Clinical trials offer patients unique opportunities to benefit from cutting-edge treatment that may help them more than other current forms of treatment. The main purpose of a clinical trial is to test and decide whether or not a new form of treatment is deemed safe enough to be used in humans.
- The treatment has already been tested
Before a new treatment is deemed fit enough to test on human volunteers, it is first tested on living cancer cells that have been produced in a lab dish or test tube. According to Cancer.org, this is to ensure that the new course of treatment is not likely to harm the human participant.
- You must meet specific eligibility requirements
Volunteers must meet specific standards and requirements in order to be allowed to participate in the clinical trial. This may refer to factors of a personal nature such as whether or not you have any illnesses, what type of illness it is, your gender, age and medical history etc.
- You have Rights
Each participant has rights and protections to ensure their safety and to make them feel comfortable during the process of the clinical trial. Such rights include the option to leave the trial at any time during the research period. This means that you do not have to stay despite having already signed-up.
- There are Two Kinds of Costs
According to Every Day Health, there are two types of costs in clinical trials. These are research costs and routine medical care costs. Routine costs are usually taken care of by the clinical trial sponsor whilst routine medical costs are usually bulled to insurance.

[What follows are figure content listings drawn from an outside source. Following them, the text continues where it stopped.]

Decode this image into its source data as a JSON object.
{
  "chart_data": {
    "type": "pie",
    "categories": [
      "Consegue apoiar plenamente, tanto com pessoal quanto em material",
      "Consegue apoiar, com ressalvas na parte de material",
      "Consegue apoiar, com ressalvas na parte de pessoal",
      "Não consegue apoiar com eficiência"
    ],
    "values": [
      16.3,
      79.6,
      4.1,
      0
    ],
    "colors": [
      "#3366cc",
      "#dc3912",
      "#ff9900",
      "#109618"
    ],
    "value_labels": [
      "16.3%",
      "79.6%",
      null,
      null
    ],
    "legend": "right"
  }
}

- There is more to it than the clinical research team
Despite the fact that the clinical research team will probably be the people you will have most contact with during your time as a volunteer, there are many other contributors, for example, Clinical Trial Assistants, who can be provided by http://www.gandlscientific.com.
- Side Effects will be Treated
One of the main concerns most volunteers have when deciding to participate in a clinical trial is the risk of developing possible side effects as a result of the new treatment. The associated doctor and study team will let you know what is to be expected and if you do experience any side effects, they will be managed by the healthcare team at hand.